Year-to-date, V has gained 1.59%, versus a -1.30% rise in the benchmark S&P 500 index during the same period. Of the 52 stocks in the Consumer Financial Services industry, V is ranked #9 while MA is ranked #23. In terms of forward non-GAAP P/E, MA is currently trading at 45.29x, 44.9% higher than V’s 31.26x. Moreover, MA’s forward EV/EBITDA of 34.03x is 42.7% higher than V’s 23.85x. MA has gained 16.5% over the past month, while V has returned 13.3%. Adam Hayes, Ph.D., CFA, is a financial writer with 15+ years Wall Street experience as a derivatives trader.

Credit cards often dominate the headlines, with nearly $1 trillion in outstanding revolving credit balances as of the end of the first quarter of 2021. Prior to examining metrics, net income is the last category I look at on the income statement. Net income represents the pure profit a company generates as every last expense is deducted from its revenue. V generated $10.87 billion in net income for 2020 which was a $4.54 billion (71.71%) increase over the past 5-years and $3.38 billion (19.06%) over the past 3-years. V has a 5-year average annual growth rate of 13.50% and 20.33% over the past 3 years.

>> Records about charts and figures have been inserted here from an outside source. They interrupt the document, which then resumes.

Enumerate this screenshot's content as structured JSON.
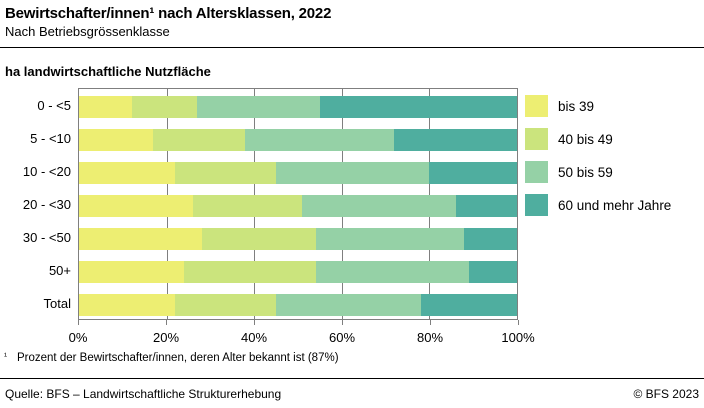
{
  "header": {
    "title": "Bewirtschafter/innen¹ nach Altersklassen, 2022",
    "subtitle": "Nach Betriebsgrössenklasse"
  },
  "chart_data": {
    "type": "bar",
    "stacked": true,
    "orientation": "horizontal",
    "axis_title": "ha landwirtschaftliche Nutzfläche",
    "unit": "percent",
    "categories": [
      "0 - <5",
      "5 - <10",
      "10 - <20",
      "20 - <30",
      "30 - <50",
      "50+",
      "Total"
    ],
    "series": [
      {
        "name": "bis 39",
        "color": "#edee72",
        "values": [
          12,
          17,
          22,
          26,
          28,
          24,
          22
        ]
      },
      {
        "name": "40 bis 49",
        "color": "#cbe47d",
        "values": [
          15,
          21,
          23,
          25,
          26,
          30,
          23
        ]
      },
      {
        "name": "50 bis 59",
        "color": "#95d1a6",
        "values": [
          28,
          34,
          35,
          35,
          34,
          35,
          33
        ]
      },
      {
        "name": "60 und mehr Jahre",
        "color": "#4fae9f",
        "values": [
          45,
          28,
          20,
          14,
          12,
          11,
          22
        ]
      }
    ],
    "x_ticks": [
      "0%",
      "20%",
      "40%",
      "60%",
      "80%",
      "100%"
    ],
    "xlim": [
      0,
      100
    ],
    "grid": true,
    "gridline_color": "#7f7f7f",
    "legend_position": "right"
  },
  "footnote": {
    "marker": "¹",
    "text": "Prozent der Bewirtschafter/innen, deren Alter bekannt ist (87%)"
  },
  "footer": {
    "source": "Quelle: BFS – Landwirtschaftliche Strukturerhebung",
    "copyright": "© BFS 2023"
  }
}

V and MA are very similar in this aspect but I am going to give the edge to V for having 2 additional years of dividend growth and award the full point to V. On the levered free cash flow I am awarding the point to V as they are generating more than $2 billion more than MA and as of the past 3 years are growing this line item at a quicker rate. I am going to award the point to V on this line item for several reasons. Over the past 5 years, V has grown its total assets by $41.55 billion which is more than what MA has on the books. Likewise, Visa was also the slower growth player here in terms of EBITDA growth. However, Mastercard grew its EBITDA by a CAGR of 9.4% over the same period.

Network

This high ROIC suggests that Visa is highly effective in allocating the remaining cash that is reinvested into the business, generating strong returns as a result. It’s worth noting that Visa’s Earnings Per Share has grown at over 15% annually for the last nine years. In my opinion, this impressive financial performance is largely attributable to the sustainable competitive advantage that Visa’s network and technology provide. In other words, the United States isn’t exactly a high-growth market for credit card middlemen. The two companies — as well as their respective stocks — also sport comparable results for the past several years.